Downtown’s planning agency, Civic San Diego, will see its spending soar astronomically in the months ahead as it prepares to break ground on big park projects, most notably the long-awaited East Village Green.

Wednesday, the agency’s budget committee signed off on the draft plan for fiscal 2020, which starts on July 1 and calls for total expenses of $27.8 million. The amount is $18.3 million more — and 193 percent greater — than costs for the prior year. The budget still needs to be approved by Civic’s full board of directors as well as City Council.

The bulk of the ballooning budget, or $21.2 million, is being allocated to projects that are all transitioning from the planning stage to the construction stage. Chief among the projects in the construction pipeline is East Village Green, the supersized downtown park proposed for the area between 13th, F, 15th and G streets.

The general plan for the park, which spans one regular city block and one double block, was approved by the city’s park and recreation board in 2015. The first phase consists of 2 acres of park improvements — multi-purpose lawn, off-leash dog park, community center, children’s playground — along with a paid underground parking garage with 185 spaces, two cafes and a number of other amenities meant to serve neighbors in the burgeoning Makers Quarter community.

Though once anticipated to open in 2018, the park is just now gearing up for development. The original time table proved overly aggressive given the complexities of building a park above a parking garage, said Brad Richter, the vice president of planning for Civic San Diego. As it stands, consultant group The Office of James Burnett, hired by Civic in February 2017, is in the process of finalizing construction documents.

“We will be bringing the final project to City Council in a couple of months to authorize us to go out to bid and award the construction contract,” Richter said.

If all goes as planned, the city will break ground on East Village Green in the fall with a two-year construction timeline. It is expected to cost $46 million in total, though exact budget allocations have yet to be determined.
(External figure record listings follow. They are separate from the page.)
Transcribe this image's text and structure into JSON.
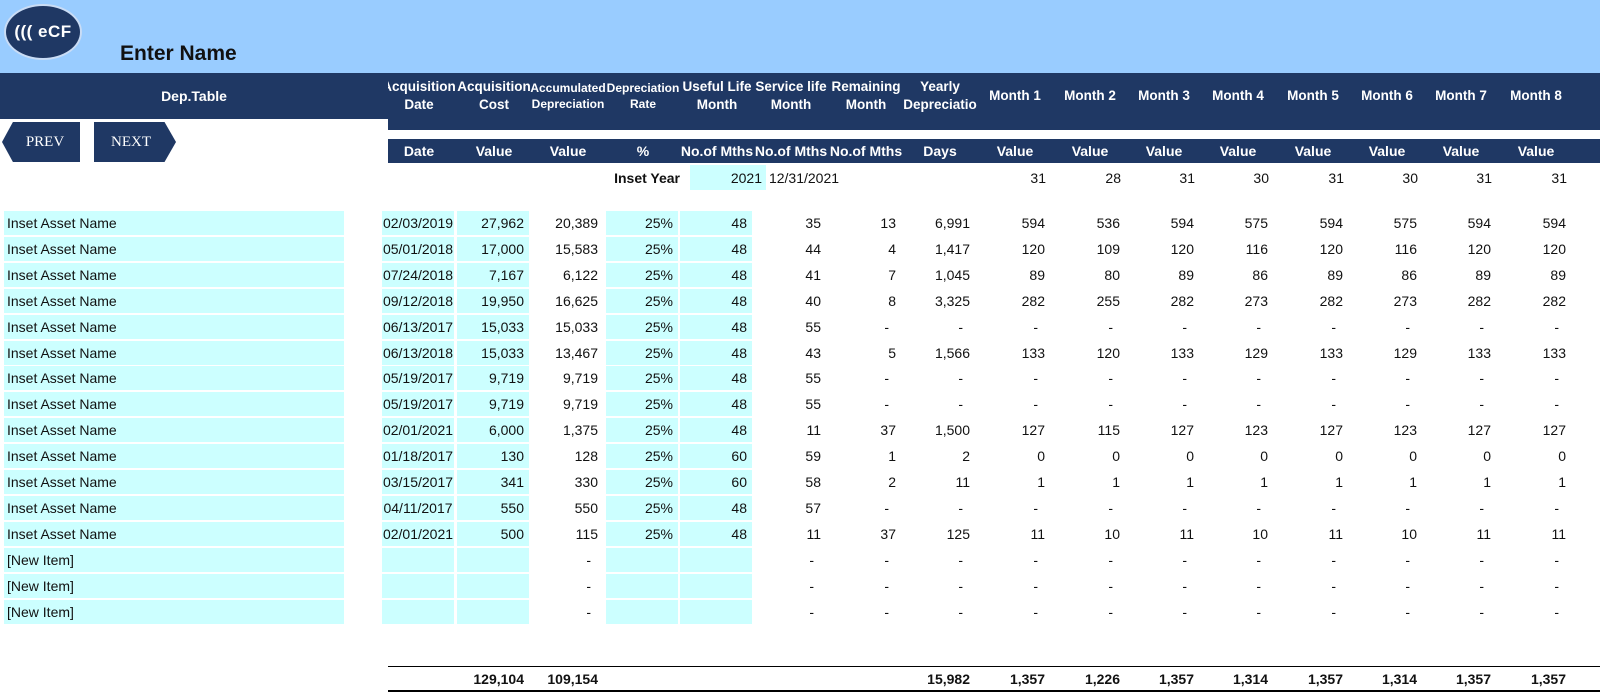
{
  "header": {
    "logo_text": "((( eCF",
    "company_name": "Enter Name",
    "table_title": "Dep.Table"
  },
  "nav": {
    "prev_label": "PREV",
    "next_label": "NEXT"
  },
  "columns": [
    {
      "l1": "Acquisition",
      "l2": "Date",
      "unit": "Date"
    },
    {
      "l1": "Acquisition",
      "l2": "Cost",
      "unit": "Value"
    },
    {
      "l1": "Accumulated",
      "l2": "Depreciation",
      "unit": "Value",
      "small": true
    },
    {
      "l1": "Depreciation",
      "l2": "Rate",
      "unit": "%",
      "small": true
    },
    {
      "l1": "Useful Life",
      "l2": "Month",
      "unit": "No.of Mths"
    },
    {
      "l1": "Service life",
      "l2": "Month",
      "unit": "No.of Mths"
    },
    {
      "l1": "Remaining",
      "l2": "Month",
      "unit": "No.of Mths"
    },
    {
      "l1": "Yearly",
      "l2": "Depreciatio",
      "unit": "Days"
    },
    {
      "l1": "Month 1",
      "l2": "",
      "unit": "Value"
    },
    {
      "l1": "Month 2",
      "l2": "",
      "unit": "Value"
    },
    {
      "l1": "Month 3",
      "l2": "",
      "unit": "Value"
    },
    {
      "l1": "Month 4",
      "l2": "",
      "unit": "Value"
    },
    {
      "l1": "Month 5",
      "l2": "",
      "unit": "Value"
    },
    {
      "l1": "Month 6",
      "l2": "",
      "unit": "Value"
    },
    {
      "l1": "Month 7",
      "l2": "",
      "unit": "Value"
    },
    {
      "l1": "Month 8",
      "l2": "",
      "unit": "Value"
    }
  ],
  "inset": {
    "label": "Inset Year",
    "year": "2021",
    "date": "12/31/2021",
    "month_days": [
      "31",
      "28",
      "31",
      "30",
      "31",
      "30",
      "31",
      "31"
    ]
  },
  "rows": [
    {
      "name": "Inset Asset Name",
      "date": "02/03/2019",
      "cost": "27,962",
      "accum": "20,389",
      "rate": "25%",
      "useful": "48",
      "service": "35",
      "remaining": "13",
      "yearly": "6,991",
      "months": [
        "594",
        "536",
        "594",
        "575",
        "594",
        "575",
        "594",
        "594"
      ]
    },
    {
      "name": "Inset Asset Name",
      "date": "05/01/2018",
      "cost": "17,000",
      "accum": "15,583",
      "rate": "25%",
      "useful": "48",
      "service": "44",
      "remaining": "4",
      "yearly": "1,417",
      "months": [
        "120",
        "109",
        "120",
        "116",
        "120",
        "116",
        "120",
        "120"
      ]
    },
    {
      "name": "Inset Asset Name",
      "date": "07/24/2018",
      "cost": "7,167",
      "accum": "6,122",
      "rate": "25%",
      "useful": "48",
      "service": "41",
      "remaining": "7",
      "yearly": "1,045",
      "months": [
        "89",
        "80",
        "89",
        "86",
        "89",
        "86",
        "89",
        "89"
      ]
    },
    {
      "name": "Inset Asset Name",
      "date": "09/12/2018",
      "cost": "19,950",
      "accum": "16,625",
      "rate": "25%",
      "useful": "48",
      "service": "40",
      "remaining": "8",
      "yearly": "3,325",
      "months": [
        "282",
        "255",
        "282",
        "273",
        "282",
        "273",
        "282",
        "282"
      ]
    },
    {
      "name": "Inset Asset Name",
      "date": "06/13/2017",
      "cost": "15,033",
      "accum": "15,033",
      "rate": "25%",
      "useful": "48",
      "service": "55",
      "remaining": "-",
      "yearly": "-",
      "months": [
        "-",
        "-",
        "-",
        "-",
        "-",
        "-",
        "-",
        "-"
      ]
    },
    {
      "name": "Inset Asset Name",
      "date": "06/13/2018",
      "cost": "15,033",
      "accum": "13,467",
      "rate": "25%",
      "useful": "48",
      "service": "43",
      "remaining": "5",
      "yearly": "1,566",
      "months": [
        "133",
        "120",
        "133",
        "129",
        "133",
        "129",
        "133",
        "133"
      ]
    },
    {
      "name": "Inset Asset Name",
      "date": "05/19/2017",
      "cost": "9,719",
      "accum": "9,719",
      "rate": "25%",
      "useful": "48",
      "service": "55",
      "remaining": "-",
      "yearly": "-",
      "months": [
        "-",
        "-",
        "-",
        "-",
        "-",
        "-",
        "-",
        "-"
      ]
    },
    {
      "name": "Inset Asset Name",
      "date": "05/19/2017",
      "cost": "9,719",
      "accum": "9,719",
      "rate": "25%",
      "useful": "48",
      "service": "55",
      "remaining": "-",
      "yearly": "-",
      "months": [
        "-",
        "-",
        "-",
        "-",
        "-",
        "-",
        "-",
        "-"
      ]
    },
    {
      "name": "Inset Asset Name",
      "date": "02/01/2021",
      "cost": "6,000",
      "accum": "1,375",
      "rate": "25%",
      "useful": "48",
      "service": "11",
      "remaining": "37",
      "yearly": "1,500",
      "months": [
        "127",
        "115",
        "127",
        "123",
        "127",
        "123",
        "127",
        "127"
      ]
    },
    {
      "name": "Inset Asset Name",
      "date": "01/18/2017",
      "cost": "130",
      "accum": "128",
      "rate": "25%",
      "useful": "60",
      "service": "59",
      "remaining": "1",
      "yearly": "2",
      "months": [
        "0",
        "0",
        "0",
        "0",
        "0",
        "0",
        "0",
        "0"
      ]
    },
    {
      "name": "Inset Asset Name",
      "date": "03/15/2017",
      "cost": "341",
      "accum": "330",
      "rate": "25%",
      "useful": "60",
      "service": "58",
      "remaining": "2",
      "yearly": "11",
      "months": [
        "1",
        "1",
        "1",
        "1",
        "1",
        "1",
        "1",
        "1"
      ]
    },
    {
      "name": "Inset Asset Name",
      "date": "04/11/2017",
      "cost": "550",
      "accum": "550",
      "rate": "25%",
      "useful": "48",
      "service": "57",
      "remaining": "-",
      "yearly": "-",
      "months": [
        "-",
        "-",
        "-",
        "-",
        "-",
        "-",
        "-",
        "-"
      ]
    },
    {
      "name": "Inset Asset Name",
      "date": "02/01/2021",
      "cost": "500",
      "accum": "115",
      "rate": "25%",
      "useful": "48",
      "service": "11",
      "remaining": "37",
      "yearly": "125",
      "months": [
        "11",
        "10",
        "11",
        "10",
        "11",
        "10",
        "11",
        "11"
      ]
    },
    {
      "name": "[New Item]",
      "date": "",
      "cost": "",
      "accum": "-",
      "rate": "",
      "useful": "",
      "service": "-",
      "remaining": "-",
      "yearly": "-",
      "months": [
        "-",
        "-",
        "-",
        "-",
        "-",
        "-",
        "-",
        "-"
      ]
    },
    {
      "name": "[New Item]",
      "date": "",
      "cost": "",
      "accum": "-",
      "rate": "",
      "useful": "",
      "service": "-",
      "remaining": "-",
      "yearly": "-",
      "months": [
        "-",
        "-",
        "-",
        "-",
        "-",
        "-",
        "-",
        "-"
      ]
    },
    {
      "name": "[New Item]",
      "date": "",
      "cost": "",
      "accum": "-",
      "rate": "",
      "useful": "",
      "service": "-",
      "remaining": "-",
      "yearly": "-",
      "months": [
        "-",
        "-",
        "-",
        "-",
        "-",
        "-",
        "-",
        "-"
      ]
    }
  ],
  "totals": {
    "cost": "129,104",
    "accum": "109,154",
    "yearly": "15,982",
    "months": [
      "1,357",
      "1,226",
      "1,357",
      "1,314",
      "1,357",
      "1,314",
      "1,357",
      "1,357"
    ]
  }
}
The agency will use around $30 million in collected developer impact fees to pay for most of the project.

Aside from the park, Civic San Diego expects to start construction on upgrades to Children’s Park in fiscal 2020. The downtown park, located across from the Convention Center at 101 Island Ave., is getting a number of improvements, including more kid-friendly play areas, an off-leash dog park and better lighting.

Otherwise, the agency’s anticipated expenses are in line with the previous year. Personnel expenses in fiscal 2020 are budgeted at $4.5 million versus $4.6 million in the prior year. Non-personnel expenses, meanwhile, are expected to grow by $105,000 to just over $2 million due to an increase in the agency’s office rent.

Civic San Diego budget committee members voted unanimously to approve the agency’s fiscal 2020 budget. The full board of directors will take up the matter on March 27.